Je n’y voyais malgré tout pas très clair et il me semblait que la Russie risquait de se retrouver dans une impasse.
Guerre de l’information perdue, vraiment?
Mais je me trompais parce que, comme la plupart des analystes occidentaux, mon approche ne se situait pas à la bonne échelle. En effet, se limiter à l’Ukraine est trop exigu, trop régional, pas suffisamment international-mondial. De même, se référer au discours de Vladimir Poutine sur sa volonté de «démilitariser» et «dénazifier» l’Ukraine ne tient pas compte de la maskirovka(mystification) qui fait partie intégrante de la pensée stratégique russe.
On a conclu un peu vite que le président ukrainien Volodymyr Zelensky avait pris l’ascendant en termes d’image et de communication et que les Russes auraient négligé cet aspect, se retrouvant dès lors prisonniers d’une opinion publique mondiale complètement hostile. Moscou aurait d’ores et déjà perdu la bataille de l’information.

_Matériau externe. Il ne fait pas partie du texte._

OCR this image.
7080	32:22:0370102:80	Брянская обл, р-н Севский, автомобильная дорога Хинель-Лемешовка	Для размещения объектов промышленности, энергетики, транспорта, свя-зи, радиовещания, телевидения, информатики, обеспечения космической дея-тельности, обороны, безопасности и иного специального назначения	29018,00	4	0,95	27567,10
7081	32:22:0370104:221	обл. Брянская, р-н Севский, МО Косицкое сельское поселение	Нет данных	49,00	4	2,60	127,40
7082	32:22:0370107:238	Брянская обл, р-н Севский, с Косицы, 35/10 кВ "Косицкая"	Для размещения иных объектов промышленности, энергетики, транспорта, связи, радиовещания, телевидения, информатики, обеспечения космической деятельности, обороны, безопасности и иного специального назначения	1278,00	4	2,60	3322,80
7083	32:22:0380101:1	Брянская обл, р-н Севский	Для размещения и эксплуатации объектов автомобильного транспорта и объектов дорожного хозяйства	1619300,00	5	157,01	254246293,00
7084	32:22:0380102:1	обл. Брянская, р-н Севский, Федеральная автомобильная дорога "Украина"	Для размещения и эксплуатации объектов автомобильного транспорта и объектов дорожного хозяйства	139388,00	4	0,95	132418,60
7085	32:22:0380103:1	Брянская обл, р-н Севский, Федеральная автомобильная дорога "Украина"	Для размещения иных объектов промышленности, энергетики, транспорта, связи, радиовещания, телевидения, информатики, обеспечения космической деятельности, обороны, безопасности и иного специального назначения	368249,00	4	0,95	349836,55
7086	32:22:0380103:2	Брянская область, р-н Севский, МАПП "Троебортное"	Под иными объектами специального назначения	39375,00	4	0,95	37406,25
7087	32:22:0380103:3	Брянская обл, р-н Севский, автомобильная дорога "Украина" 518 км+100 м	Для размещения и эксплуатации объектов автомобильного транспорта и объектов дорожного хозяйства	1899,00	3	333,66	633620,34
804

Si le président Zelenskyy fait effectivement preuve d’une grande maîtrise en matière d’image et de communication, considérer que Vladimir Poutine a négligé cette dimension représente, là aussi, un point de vue très occidental largement influencé par les grands médias et leur vision manichéenne du «bon» et du «méchant» qui nous plonge dans un blockbuster hollywoodien avec Bruce Willis dans le rôle principal!
L’adversaire est le système, pas le pays
Alors, si raisonner en fonction du seul «objectif Ukraine » se révèle trop court et si les Russes n’ont pas négligé la guerre de l’information, quelle est l’analyse stratégique la plus approprié pour comprendre les enjeux de ce conflit? Gardons d’abord à l’esprit que, géographiquement parlant, la Russie est un pays-monde (au sens braudélien). Ni l’Europe occidentale, ni les Etats-Unis ne le sont. La pensée stratégique russe se déploie ainsi à un niveau macro-spatial et macro-culturel. Elle reprend l’acquis de sa grande sœur, la pensée stratégique soviétique ayant développé et conceptualisé ce qu’on appelle le niveau opératif de la guerre, qui ne vise plus prioritairement les objectifs militaires tactiques (troupes, matériel, infrastructures, etc.), mais l’adversaire en tant que système.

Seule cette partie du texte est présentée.